Top Scots teams in takeover deal

Major Scottish consultancy Tayburn has taken over McIlroy Coates, the group which started in 1981 as a breakaway from Tayburn. The new consultancy will be known as Tayburn McIlroy Coates.

The takeover brings the combined group’s turnover to 7m, and makes it Scotland’s largest consultancy with a staff of 80. It will operate from Tayburn’s Edinburgh headquarters.

Andrew Hunter, McIlroy Coates managing director and a founding member of Tayburn, becomes creative director at the new consultancy. Design director Graham Scott, finance director Simon Scott and production director James Stewart are on a 12-week contract, as Tayburn “has staff in the equivalent positions already”, according to Tayburn chief executive Erick Davidson. “Graham wanted to go freelance anyway,” adds Hunter.

All but three of McIlroy Coates’ 19 staff will be employed by the new consultancy.

Davidson feels the main advantage of the takeover, which has been planned since February, will be increased access to technology. “We’ve invested 750 000 over the past three years in software, which is a lot of money. We’d like to look at multimedia and want to design annual reports on CD-ROM. This kind of investment needs to be utilised by a large number of people, and now we have more to spend on technology.”
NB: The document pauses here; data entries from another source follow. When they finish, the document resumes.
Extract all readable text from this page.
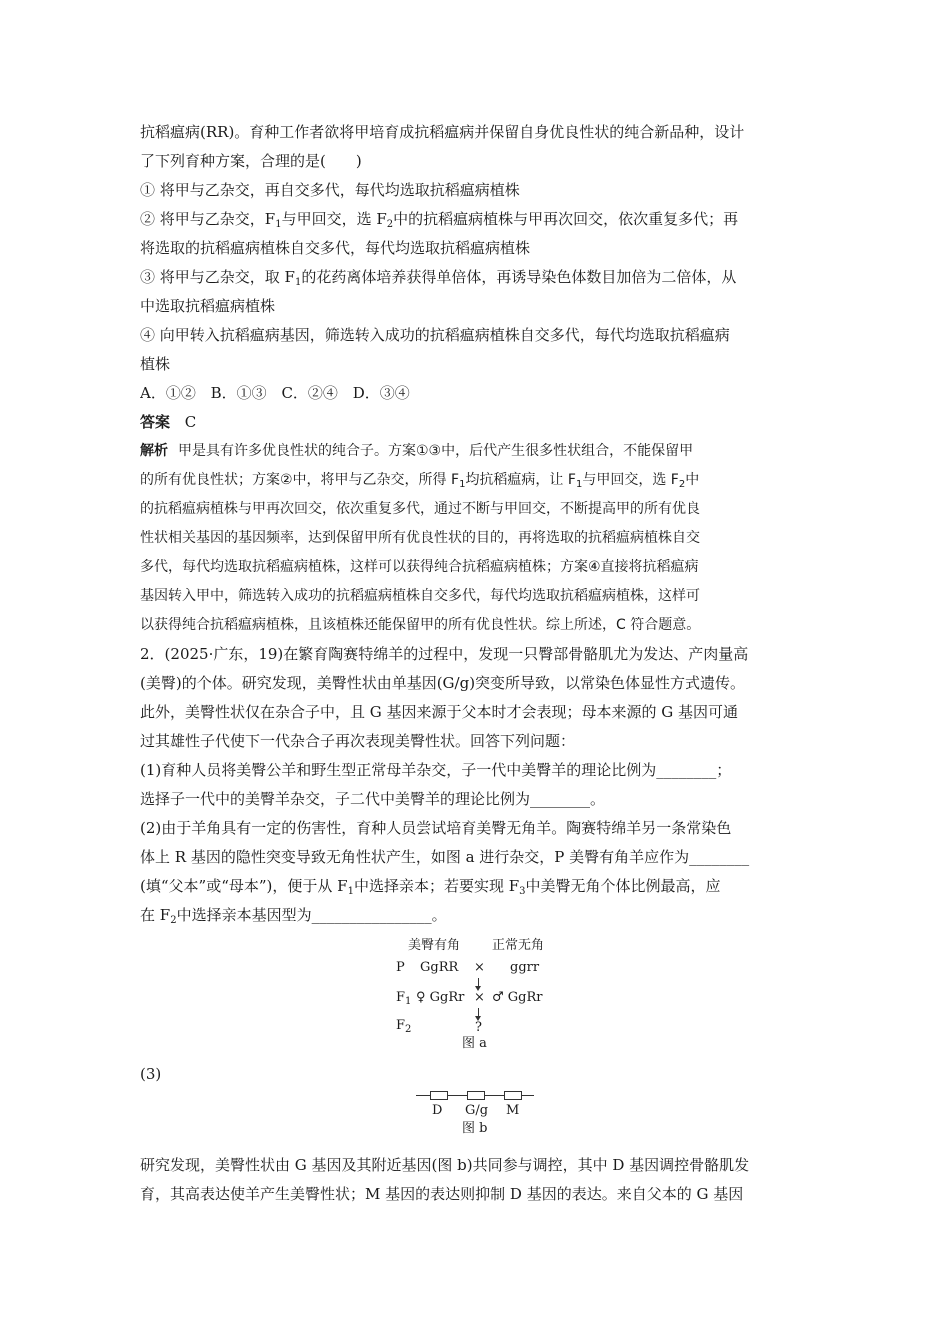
抗稻瘟病(RR)。育种工作者欲将甲培育成抗稻瘟病并保留自身优良性状的纯合新品种，设计
了下列育种方案，合理的是(　　)
① 将甲与乙杂交，再自交多代，每代均选取抗稻瘟病植株
② 将甲与乙杂交，$F_1$与甲回交，选 $F_2$中的抗稻瘟病植株与甲再次回交，依次重复多代；再
将选取的抗稻瘟病植株自交多代，每代均选取抗稻瘟病植株
③ 将甲与乙杂交，取 $F_1$的花药离体培养获得单倍体，再诱导染色体数目加倍为二倍体，从
中选取抗稻瘟病植株
④ 向甲转入抗稻瘟病基因，筛选转入成功的抗稻瘟病植株自交多代，每代均选取抗稻瘟病
植株
A．①② B．①③ C．②④ D．③④
答案 C
解析 甲是具有许多优良性状的纯合子。方案①③中，后代产生很多性状组合，不能保留甲
的所有优良性状；方案②中，将甲与乙杂交，所得 $F_1$均抗稻瘟病，让 $F_1$与甲回交，选 $F_2$中
的抗稻瘟病植株与甲再次回交，依次重复多代，通过不断与甲回交，不断提高甲的所有优良
性状相关基因的基因频率，达到保留甲所有优良性状的目的，再将选取的抗稻瘟病植株自交
多代，每代均选取抗稻瘟病植株，这样可以获得纯合抗稻瘟病植株；方案④直接将抗稻瘟病
基因转入甲中，筛选转入成功的抗稻瘟病植株自交多代，每代均选取抗稻瘟病植株，这样可
以获得纯合抗稻瘟病植株，且该植株还能保留甲的所有优良性状。综上所述，C 符合题意。
2．(2025·广东，19)在繁育陶赛特绵羊的过程中，发现一只臀部骨骼肌尤为发达、产肉量高
(美臀)的个体。研究发现，美臀性状由单基因(G/g)突变所导致，以常染色体显性方式遗传。
此外，美臀性状仅在杂合子中，且 G 基因来源于父本时才会表现；母本来源的 G 基因可通
过其雄性子代使下一代杂合子再次表现美臀性状。回答下列问题：
(1)育种人员将美臀公羊和野生型正常母羊杂交，子一代中美臀羊的理论比例为________；
选择子一代中的美臀羊杂交，子二代中美臀羊的理论比例为________。
(2)由于羊角具有一定的伤害性，育种人员尝试培育美臀无角羊。陶赛特绵羊另一条常染色
体上 R 基因的隐性突变导致无角性状产生，如图 a 进行杂交，P 美臀有角羊应作为________
(填“父本”或“母本”)，便于从 $F_1$中选择亲本；若要实现 $F_3$中美臀无角个体比例最高，应
在 $F_2$中选择亲本基因型为________________。
美臀有角 正常无角
P GgRR × ggrr
$F_1$ ♀ GgRr × ♂ GgRr
$F_2$	?
图 a
(3)
D G/g M
图 b
研究发现，美臀性状由 G 基因及其附近基因(图 b)共同参与调控，其中 D 基因调控骨骼肌发
育，其高表达使羊产生美臀性状；M 基因的表达则抑制 D 基因的表达。来自父本的 G 基因
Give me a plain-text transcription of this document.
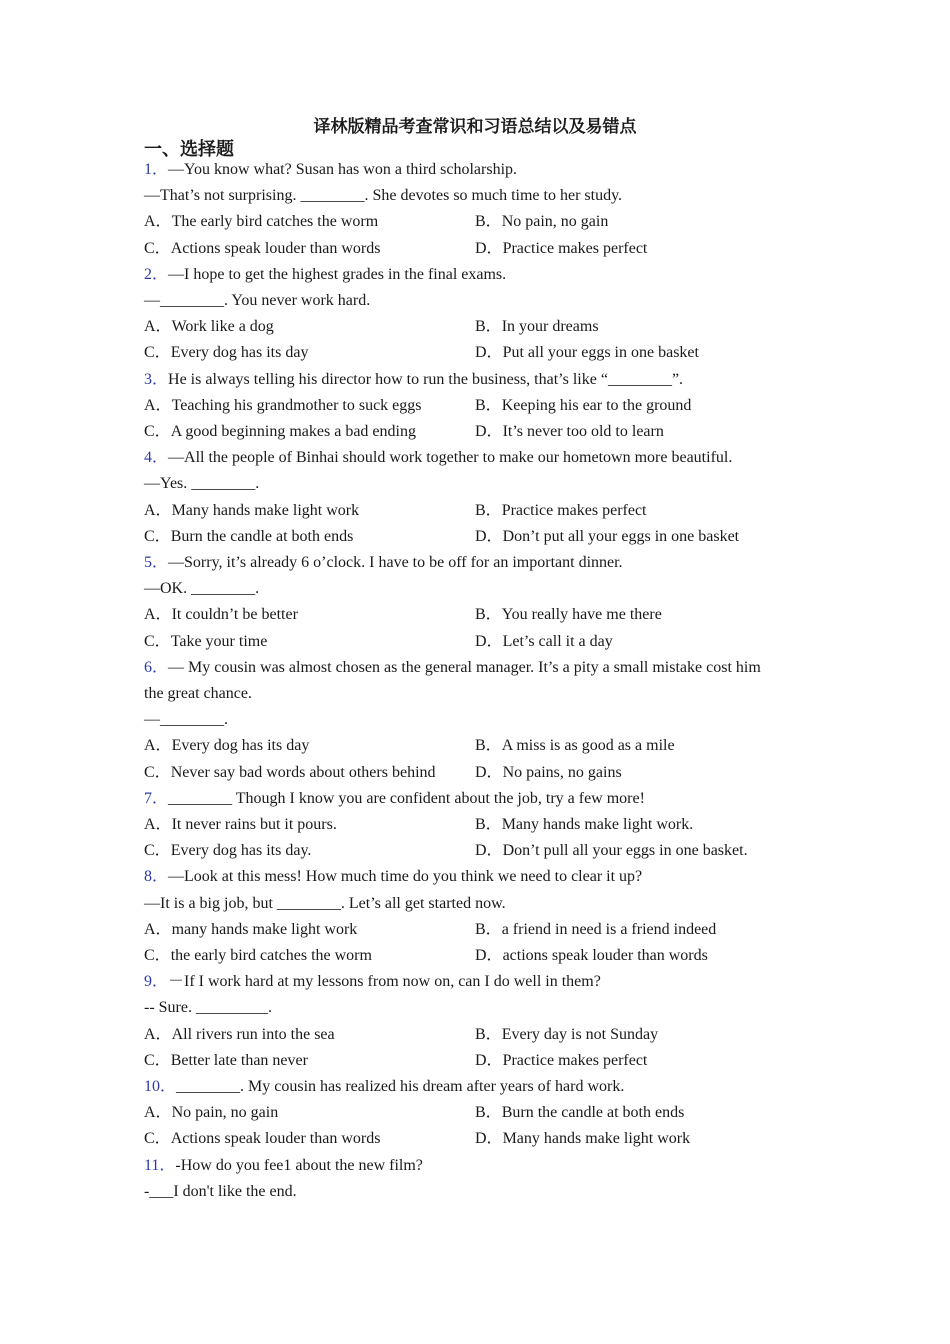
译林版精品考查常识和习语总结以及易错点
一、选择题
1．—You know what? Susan has won a third scholarship.
—That’s not surprising. ________. She devotes so much time to her study.
A．The early bird catches the worm	B．No pain, no gain
C．Actions speak louder than words	D．Practice makes perfect
2．—I hope to get the highest grades in the final exams.
—________. You never work hard.
A．Work like a dog	B．In your dreams
C．Every dog has its day	D．Put all your eggs in one basket
3．He is always telling his director how to run the business, that’s like “________”.
A．Teaching his grandmother to suck eggs	B．Keeping his ear to the ground
C．A good beginning makes a bad ending	D．It’s never too old to learn
4．—All the people of Binhai should work together to make our hometown more beautiful.
—Yes. ________.
A．Many hands make light work	B．Practice makes perfect
C．Burn the candle at both ends	D．Don’t put all your eggs in one basket
5．—Sorry, it’s already 6 o’clock. I have to be off for an important dinner.
—OK. ________.
A．It couldn’t be better	B．You really have me there
C．Take your time	D．Let’s call it a day
6．— My cousin was almost chosen as the general manager. It’s a pity a small mistake cost him
the great chance.
—________.
A．Every dog has its day	B．A miss is as good as a mile
C．Never say bad words about others behind D．No pains, no gains
7．________ Though I know you are confident about the job, try a few more!
A．It never rains but it pours.	B．Many hands make light work.
C．Every dog has its day.	D．Don’t pull all your eggs in one basket.
8．—Look at this mess! How much time do you think we need to clear it up?
—It is a big job, but ________. Let’s all get started now.
A．many hands make light work	B．a friend in need is a friend indeed
C．the early bird catches the worm	D．actions speak louder than words
9．－If I work hard at my lessons from now on, can I do well in them?
-- Sure. _________.
A．All rivers run into the sea	B．Every day is not Sunday
C．Better late than never	D．Practice makes perfect
10．________. My cousin has realized his dream after years of hard work.
A．No pain, no gain	B．Burn the candle at both ends
C．Actions speak louder than words	D．Many hands make light work
11．-How do you fee1 about the new film?
-___I don't like the end.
According to Hunter, the new “cross-fertilisation” of designers will enable the company to “bring in the jobs we’ve dreamed of and make them real prospects”.

– Tayburn McIlroy Coates is to launch a specialist packaging arm called The Branding Iron, headed by director Campbell Laird. Clients from the food and drink sector will be the main thrust, and two designers will initially be involved. The new arm’s first project, packaging for a Gordon’s Gin and Tonic sorbet, will be unveiled this week.